Statistical perspective: If groups differ on a variable, then you can use knowledge of group membership to improve your prediction on that variable. For example, occupation predicts income. If I know someone is a doctor, I can predict that they earn more money than other people. As group differences get larger, so will be the improvement in prediction that is provided by knowing group membership.
Here is an example where groups differ by one standard deviation (i.e., one group has mean IQ of 100, and the other has mean IQ of 85):
# Create data: 2 groups differing by 1 SD
> group1 <- data.frame(group = 1, iq = rnorm(1000, mean = 100, sd = 15))
> group2 <- data.frame(group = 2, iq = rnorm(1000, mean = 85, sd = 15))
> x <- rbind(group1, group2)
>
> summary(lm(iq ~ group, x))
Call:
lm(formula = iq ~ group, data = x)
Residuals:
Min 1Q Median 3Q Max
-47.168 -10.344 0.013 10.132 52.188
Coefficients:
Estimate Std. Error t value Pr(>|t|)
(Intercept) 114.344 1.064 107.46 <2e-16 ***
group -14.279 0.673 -21.22 <2e-16 ***
---
Signif. codes: 0 ‘***’ 0.001 ‘**’ 0.01 ‘*’ 0.05 ‘.’ 0.1 ‘ ’ 1
Residual standard error: 15.05 on 1998 degrees of freedom
Multiple R-squared: 0.1839, Adjusted R-squared: 0.1835
F-statistic: 450.2 on 1 and 1998 DF, p-value: < 2.2e-16
I then ran a multiple regression. The R-squared represents the percentage of variance explained by group (i.e., 18.4%). Thus, the within-group variance is 100% - 18.4% = 81.6%. So that is the basis for the claim. So one possible estimate based on the literature is that within-group variance is around four times larger than between-group variance. Of course the exact numbers would depend on which groups were being compared and which empirical literature was used to form the estimate.

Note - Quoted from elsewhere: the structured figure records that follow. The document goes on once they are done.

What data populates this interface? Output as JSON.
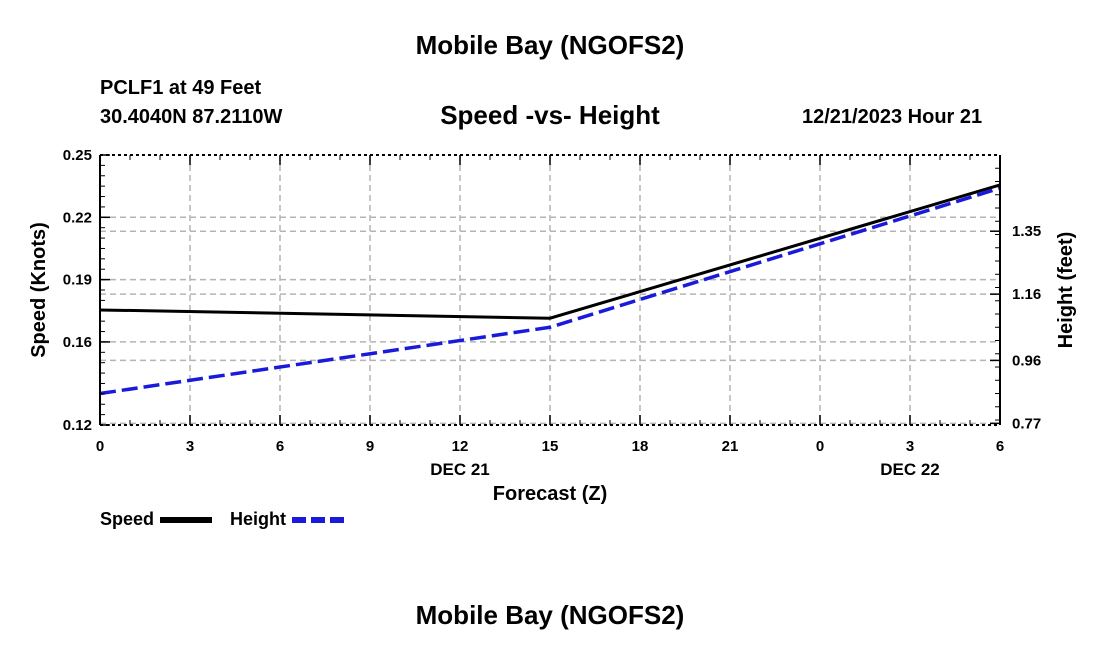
{
  "page": {
    "title": "Mobile Bay (NGOFS2)",
    "footer_title": "Mobile Bay (NGOFS2)",
    "station_line": "PCLF1 at 49 Feet",
    "coords_line": "30.4040N  87.2110W",
    "chart_title": "Speed -vs- Height",
    "timestamp": "12/21/2023 Hour 21"
  },
  "colors": {
    "speed": "#000000",
    "height": "#1a1adb",
    "grid": "#b4b4b4"
  },
  "chart_data": {
    "type": "line",
    "title": "Speed -vs- Height",
    "xlabel": "Forecast (Z)",
    "ylabel": "Speed (Knots)",
    "y2label": "Height (feet)",
    "x_ticks": [
      "0",
      "3",
      "6",
      "9",
      "12",
      "15",
      "18",
      "21",
      "0",
      "3",
      "6"
    ],
    "x_ticks_hours": [
      0,
      3,
      6,
      9,
      12,
      15,
      18,
      21,
      24,
      27,
      30
    ],
    "date_labels": [
      {
        "label": "DEC 21",
        "hour": 12
      },
      {
        "label": "DEC 22",
        "hour": 27
      }
    ],
    "ylim": [
      0.12,
      0.25
    ],
    "y_ticks": [
      "0.12",
      "0.16",
      "0.19",
      "0.22",
      "0.25"
    ],
    "y_tick_values": [
      0.12,
      0.16,
      0.19,
      0.22,
      0.25
    ],
    "y2lim": [
      0.765,
      1.58
    ],
    "y2_ticks": [
      "0.77",
      "0.96",
      "1.16",
      "1.35"
    ],
    "y2_tick_values": [
      0.77,
      0.96,
      1.16,
      1.35
    ],
    "grid": true,
    "legend_position": "bottom-left",
    "series": [
      {
        "name": "Speed",
        "axis": "left",
        "style": "solid",
        "x": [
          0,
          15,
          30
        ],
        "y": [
          0.1754,
          0.1714,
          0.2356
        ]
      },
      {
        "name": "Height",
        "axis": "right",
        "style": "dashed",
        "x": [
          0,
          15,
          30
        ],
        "y": [
          0.86,
          1.06,
          1.48
        ]
      }
    ]
  }
}
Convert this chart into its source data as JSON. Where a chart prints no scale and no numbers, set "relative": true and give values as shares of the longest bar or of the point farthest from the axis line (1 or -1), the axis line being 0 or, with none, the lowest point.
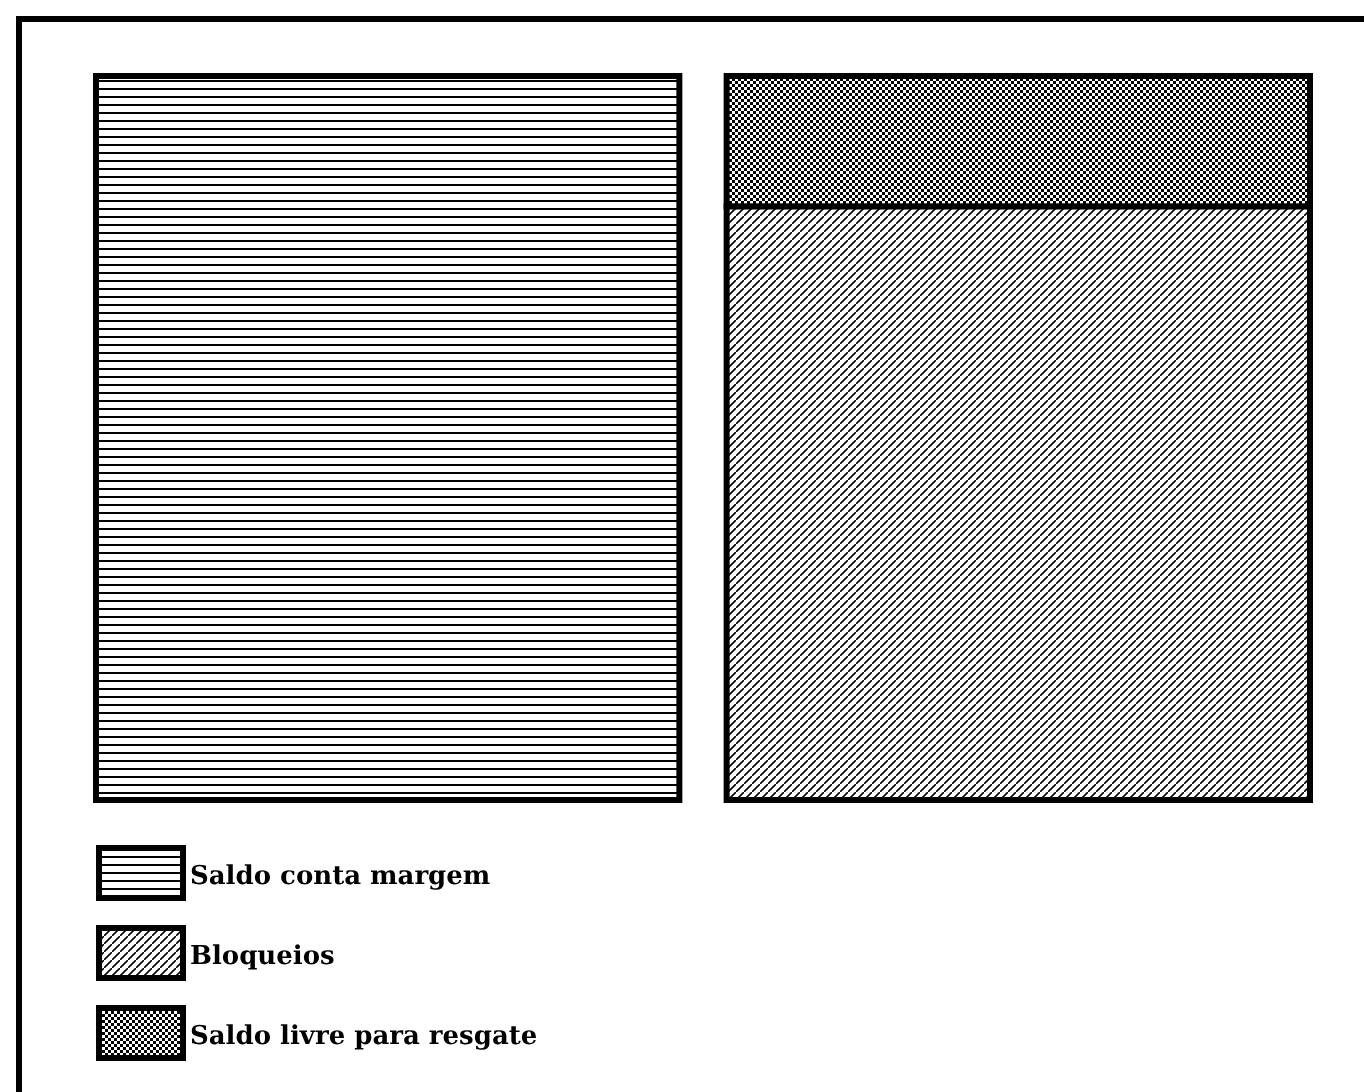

This raises the question of how big group differences need to be before you could say that "you know something about a person based on group membership".
Presumably, such inference are partially based on practical and ethics issues related to over generalization.

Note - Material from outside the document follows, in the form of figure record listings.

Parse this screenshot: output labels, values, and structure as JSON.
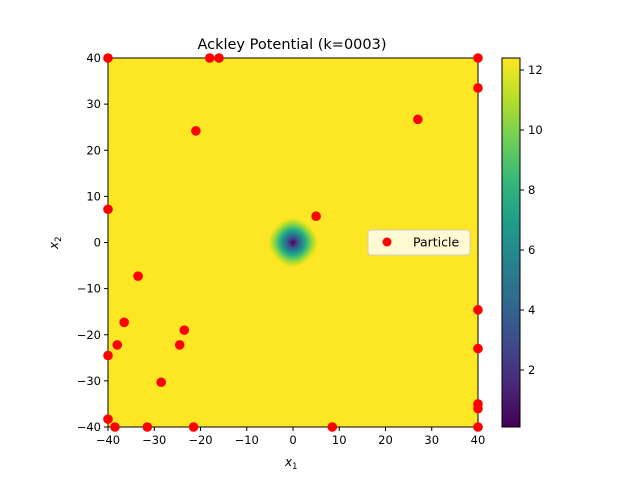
{
  "chart_data": {
    "type": "scatter",
    "title": "Ackley Potential (k=0003)",
    "xlabel": "x",
    "xlabel_sub": "1",
    "ylabel": "x",
    "ylabel_sub": "2",
    "xlim": [
      -40,
      40
    ],
    "ylim": [
      -40,
      40
    ],
    "xticks": [
      -40,
      -30,
      -20,
      -10,
      0,
      10,
      20,
      30,
      40
    ],
    "yticks": [
      -40,
      -30,
      -20,
      -10,
      0,
      10,
      20,
      30,
      40
    ],
    "xtick_labels": [
      "−40",
      "−30",
      "−20",
      "−10",
      "0",
      "10",
      "20",
      "30",
      "40"
    ],
    "ytick_labels": [
      "−40",
      "−30",
      "−20",
      "−10",
      "0",
      "10",
      "20",
      "30",
      "40"
    ],
    "background": "heatmap of the Ackley function (viridis colormap), minimum at (0, 0)",
    "colorbar": {
      "colormap": "viridis",
      "range": [
        0.1,
        12.4
      ],
      "ticks": [
        2,
        4,
        6,
        8,
        10,
        12
      ],
      "tick_labels": [
        "2",
        "4",
        "6",
        "8",
        "10",
        "12"
      ]
    },
    "legend": {
      "position": "center-right",
      "entries": [
        "Particle"
      ]
    },
    "series": [
      {
        "name": "Particle",
        "color": "#ff0000",
        "points": [
          [
            -40,
            40
          ],
          [
            -18,
            40
          ],
          [
            -16,
            40
          ],
          [
            40,
            40
          ],
          [
            40,
            33.5
          ],
          [
            27,
            26.7
          ],
          [
            -21,
            24.2
          ],
          [
            -40,
            7.2
          ],
          [
            5,
            5.7
          ],
          [
            -33.5,
            -7.3
          ],
          [
            -36.5,
            -17.3
          ],
          [
            -23.5,
            -19
          ],
          [
            -38,
            -22.2
          ],
          [
            -24.5,
            -22.2
          ],
          [
            -40,
            -24.5
          ],
          [
            -28.5,
            -30.3
          ],
          [
            40,
            -14.6
          ],
          [
            40,
            -23
          ],
          [
            -40,
            -38.3
          ],
          [
            -38.5,
            -40
          ],
          [
            -31.5,
            -40
          ],
          [
            -21.5,
            -40
          ],
          [
            8.5,
            -40
          ],
          [
            40,
            -35
          ],
          [
            40,
            -36
          ],
          [
            40,
            -40
          ]
        ]
      }
    ]
  }
}
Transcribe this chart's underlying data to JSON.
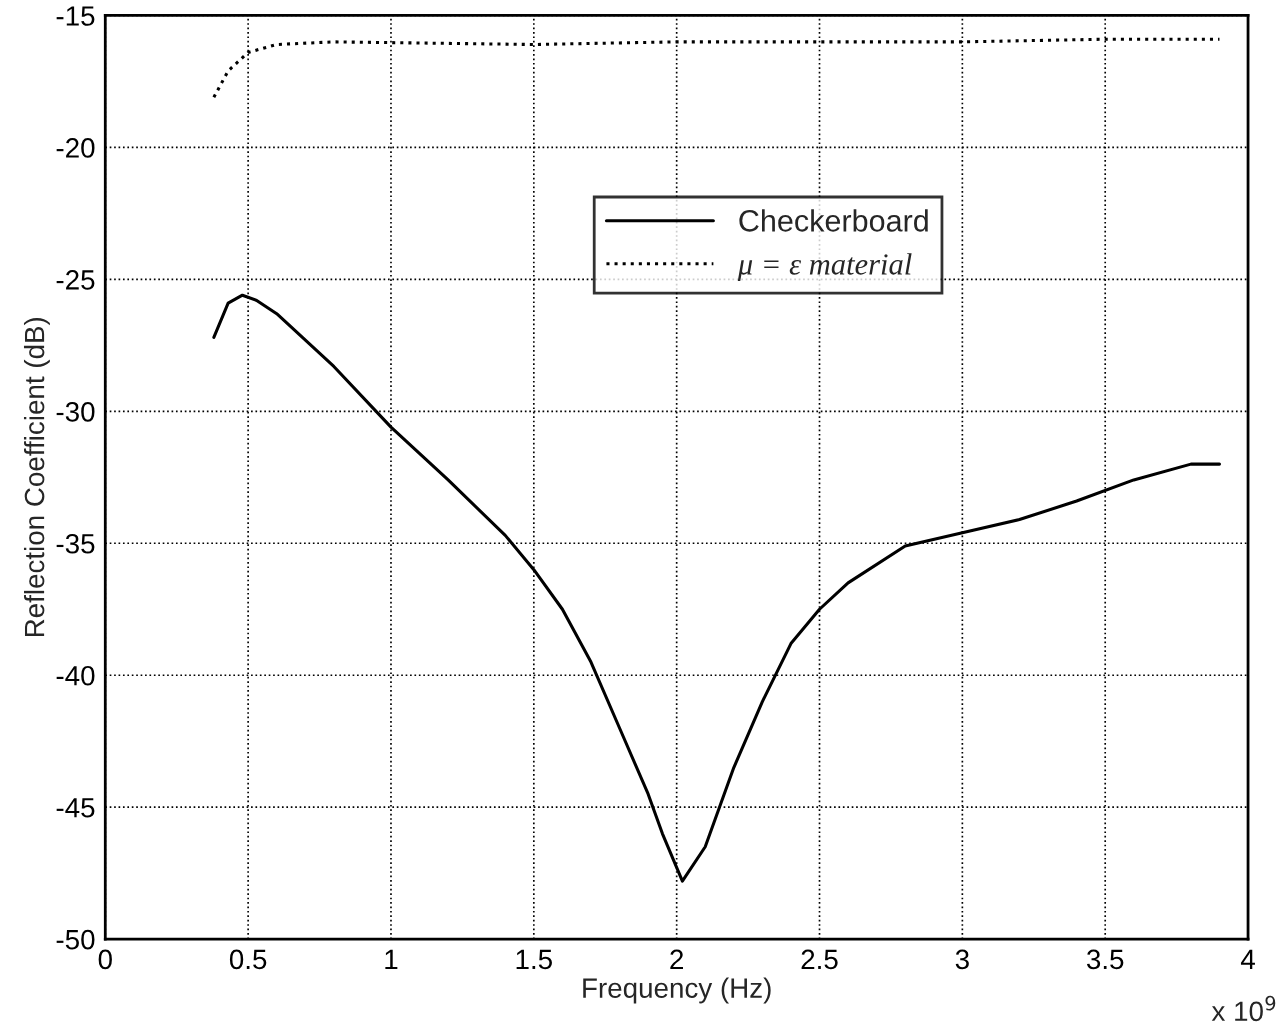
{
  "chart_data": {
    "type": "line",
    "xlabel": "Frequency (Hz)",
    "ylabel": "Reflection Coefficient (dB)",
    "annotations": [
      "x 10$^{9}$"
    ],
    "xlim": [
      0,
      4
    ],
    "xticks": [
      0,
      0.5,
      1,
      1.5,
      2,
      2.5,
      3,
      3.5,
      4
    ],
    "ylim": [
      -50,
      -15
    ],
    "yticks": [
      -50,
      -45,
      -40,
      -35,
      -30,
      -25,
      -20,
      -15
    ],
    "grid": true,
    "legend": "top",
    "marker": "none",
    "series": [
      {
        "name": "Checkerboard",
        "color": "#000000",
        "line_style": "solid",
        "x": [
          0.38,
          0.43,
          0.48,
          0.53,
          0.6,
          0.8,
          1.0,
          1.2,
          1.4,
          1.5,
          1.6,
          1.7,
          1.8,
          1.9,
          1.95,
          2.02,
          2.1,
          2.2,
          2.3,
          2.4,
          2.5,
          2.6,
          2.8,
          3.0,
          3.2,
          3.4,
          3.6,
          3.8,
          3.9
        ],
        "values": [
          -27.2,
          -25.9,
          -25.6,
          -25.8,
          -26.3,
          -28.3,
          -30.6,
          -32.6,
          -34.7,
          -36.0,
          -37.5,
          -39.5,
          -42.0,
          -44.5,
          -46.0,
          -47.8,
          -46.5,
          -43.5,
          -41.0,
          -38.8,
          -37.5,
          -36.5,
          -35.1,
          -34.6,
          -34.1,
          -33.4,
          -32.6,
          -32.0,
          -32.0
        ]
      },
      {
        "name": "μ = ε material",
        "color": "#000000",
        "line_style": "dotted",
        "x": [
          0.38,
          0.43,
          0.5,
          0.6,
          0.8,
          1.5,
          2.0,
          3.0,
          3.5,
          3.9
        ],
        "values": [
          -18.1,
          -17.1,
          -16.4,
          -16.1,
          -16.0,
          -16.1,
          -16.0,
          -16.0,
          -15.9,
          -15.9
        ]
      }
    ]
  }
}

In general, group differences need to be extremely large (perhaps 2 or 3 standard deviations) before the overlap between group distributions gets small.
Legal/ethical perspective: More importantly, generalizing from groups to individuals is illegal in many contexts. For example, many countries have legislation that aims to prevent the use of age, race, gender, religion, etc. as the basis for making employment, education, and other defined decisions. Thus, even if membership of these categories is predictive of something relevant, decision makers are forbidden from using this information. Rather, if they want, for example, to use intelligence scores to influence hiring decisions, then they need to actually measure intelligence, rather than rely on a meta-analysis that shows that the group to which the applicant is a member tends to score higher or lower.
There are many good reason why such a legal regime is ethical and desirable. From a practical perspective, measurement will be far superior if you actually measure the thing of interest rather than inferring it from group membership. Furthermore, in many cases, people base their beliefs about group differences on stereotypes with no empirical backing. But more importantly, it reduces the perpetuation of social inequality. It focuses attention on the skills, competencies, and capacities of the individual.